|Maxwell Cornet celebrates after scoring what proved to be the winner at Turf Moor on Wednesday night to close the gap on Everton in the relegation dogfight. (Photo credit: Sky Sports)|
Burnley beat Everton on Wednesday with a sensational second-half performance powered by a strong halftime team talk by manager Sean Dyche after his team went into the break with a goal deficit at Turf Moor.
It was a relegation six-pointer, one both managers knew could determine their survival in the league. Everton had the chance to go seven points clear of the Clarets with a rare away win, while the hosts knew all they had to do to close the gap between them and the Toffees to just one point was to win.
Frank Lampard went for the jugular; he started Dominic Calvert Lewin and Richarlison up front, but the Clarets struck first. Ivorian winger Maxwell Cornet set up Nathan Collins, and the defender made no mistakes to send the hosts in front.
It didn’t take long before Richarlison equalized from the spot, not once but twice, as Everton went 2-1 up just before the break. At that point, Everton was seven points clear of the Clarets in the race against the drop, but Burnley had other ideas.

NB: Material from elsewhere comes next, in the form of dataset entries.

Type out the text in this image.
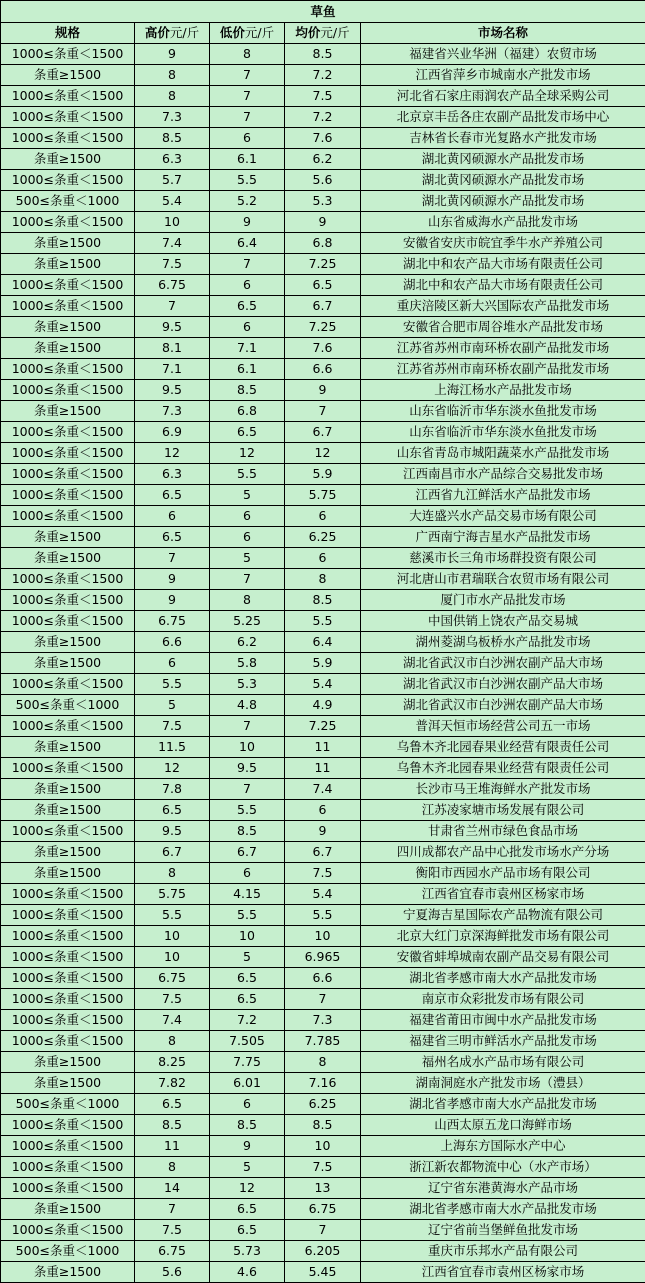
草鱼				
规格	高价元/斤	低价元/斤	均价元/斤	市场名称
1000≤条重＜1500	9	8	8.5	福建省兴业华洲（福建）农贸市场
条重≥1500	8	7	7.2	江西省萍乡市城南水产批发市场
1000≤条重＜1500	8	7	7.5	河北省石家庄雨润农产品全球采购公司
1000≤条重＜1500	7.3	7	7.2	北京京丰岳各庄农副产品批发市场中心
1000≤条重＜1500	8.5	6	7.6	吉林省长春市光复路水产批发市场
条重≥1500	6.3	6.1	6.2	湖北黄冈硕源水产品批发市场
1000≤条重＜1500	5.7	5.5	5.6	湖北黄冈硕源水产品批发市场
500≤条重＜1000	5.4	5.2	5.3	湖北黄冈硕源水产品批发市场
1000≤条重＜1500	10	9	9	山东省威海水产品批发市场
条重≥1500	7.4	6.4	6.8	安徽省安庆市皖宜季牛水产养殖公司
条重≥1500	7.5	7	7.25	湖北中和农产品大市场有限责任公司
1000≤条重＜1500	6.75	6	6.5	湖北中和农产品大市场有限责任公司
1000≤条重＜1500	7	6.5	6.7	重庆涪陵区新大兴国际农产品批发市场
条重≥1500	9.5	6	7.25	安徽省合肥市周谷堆水产品批发市场
条重≥1500	8.1	7.1	7.6	江苏省苏州市南环桥农副产品批发市场
1000≤条重＜1500	7.1	6.1	6.6	江苏省苏州市南环桥农副产品批发市场
1000≤条重＜1500	9.5	8.5	9	上海江杨水产品批发市场
条重≥1500	7.3	6.8	7	山东省临沂市华东淡水鱼批发市场
1000≤条重＜1500	6.9	6.5	6.7	山东省临沂市华东淡水鱼批发市场
1000≤条重＜1500	12	12	12	山东省青岛市城阳蔬菜水产品批发市场
1000≤条重＜1500	6.3	5.5	5.9	江西南昌市水产品综合交易批发市场
1000≤条重＜1500	6.5	5	5.75	江西省九江鲜活水产品批发市场
1000≤条重＜1500	6	6	6	大连盛兴水产品交易市场有限公司
条重≥1500	6.5	6	6.25	广西南宁海吉星水产品批发市场
条重≥1500	7	5	6	慈溪市长三角市场群投资有限公司
1000≤条重＜1500	9	7	8	河北唐山市君瑞联合农贸市场有限公司
1000≤条重＜1500	9	8	8.5	厦门市水产品批发市场
1000≤条重＜1500	6.75	5.25	5.5	中国供销上饶农产品交易城
条重≥1500	6.6	6.2	6.4	湖州菱湖乌板桥水产品批发市场
条重≥1500	6	5.8	5.9	湖北省武汉市白沙洲农副产品大市场
1000≤条重＜1500	5.5	5.3	5.4	湖北省武汉市白沙洲农副产品大市场
500≤条重＜1000	5	4.8	4.9	湖北省武汉市白沙洲农副产品大市场
1000≤条重＜1500	7.5	7	7.25	普洱天恒市场经营公司五一市场
条重≥1500	11.5	10	11	乌鲁木齐北园春果业经营有限责任公司
1000≤条重＜1500	12	9.5	11	乌鲁木齐北园春果业经营有限责任公司
条重≥1500	7.8	7	7.4	长沙市马王堆海鲜水产批发市场
条重≥1500	6.5	5.5	6	江苏凌家塘市场发展有限公司
1000≤条重＜1500	9.5	8.5	9	甘肃省兰州市绿色食品市场
条重≥1500	6.7	6.7	6.7	四川成都农产品中心批发市场水产分场
条重≥1500	8	6	7.5	衡阳市西园水产品市场有限公司
1000≤条重＜1500	5.75	4.15	5.4	江西省宜春市袁州区杨家市场
1000≤条重＜1500	5.5	5.5	5.5	宁夏海吉星国际农产品物流有限公司
1000≤条重＜1500	10	10	10	北京大红门京深海鲜批发市场有限公司
1000≤条重＜1500	10	5	6.965	安徽省蚌埠城南农副产品交易有限公司
1000≤条重＜1500	6.75	6.5	6.6	湖北省孝感市南大水产品批发市场
1000≤条重＜1500	7.5	6.5	7	南京市众彩批发市场有限公司
1000≤条重＜1500	7.4	7.2	7.3	福建省莆田市闽中水产品批发市场
1000≤条重＜1500	8	7.505	7.785	福建省三明市鲜活水产品批发市场
条重≥1500	8.25	7.75	8	福州名成水产品市场有限公司
条重≥1500	7.82	6.01	7.16	湖南洞庭水产批发市场（澧县）
500≤条重＜1000	6.5	6	6.25	湖北省孝感市南大水产品批发市场
1000≤条重＜1500	8.5	8.5	8.5	山西太原五龙口海鲜市场
1000≤条重＜1500	11	9	10	上海东方国际水产中心
1000≤条重＜1500	8	5	7.5	浙江新农都物流中心（水产市场）
1000≤条重＜1500	14	12	13	辽宁省东港黄海水产品市场
条重≥1500	7	6.5	6.75	湖北省孝感市南大水产品批发市场
1000≤条重＜1500	7.5	6.5	7	辽宁省前当堡鲜鱼批发市场
500≤条重＜1000	6.75	5.73	6.205	重庆市乐邦水产品有限公司
条重≥1500	5.6	4.6	5.45	江西省宜春市袁州区杨家市场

Jay Rodriguez scored not long after the restart to level things, and it became a dodgy affair from there. Everton threw everything forward and looked like grabbing the lead again but for some fine performances by Nick Pope in the Burnley goal and some poor finishing from the Everton forwards.
With five minutes left on the clock, Cornet met a Matej Vidra pass to ruin the night of the visiting fans, he scored what proved to be the winner, and Frank Lampard couldn’t believe his eyes.
The former Chelsea star tried to claw things back with the introduction of Jose Solomon Rondon, but Burnley held on for the win, which has given them hope in the relegation dogfight.
"You sense a team doesn't know how to win a game. I said to our players that this lot don't know how to win a game away from home," Dyche said when asked what he told his team at the break after two Richarlison penalties had given the visitors the advantage.
Frank Lampard threw his hands in the air and vowed to fight for the remaining nine matches; he now must face a challenging run of games with grit and solid performances if Everton’s 68 year run in the premier league would continue or come to an end.
"The effort is there; belief will be tested," he said. "When you lose, it's a test of belief. The players are disappointed in the end. In terms of the general performance, I didn't hate it. The goals are not goals that we should concede.
"I don't need picking up. I'm the one that needs to be picking people up. As much as it feels not great tonight, you’ve got to focus on Saturday tomorrow.
"Manchester United will be a completely different game, understanding the pressure that's now on it. We can't pretend tonight didn't happen; we have to be on a good edge against United."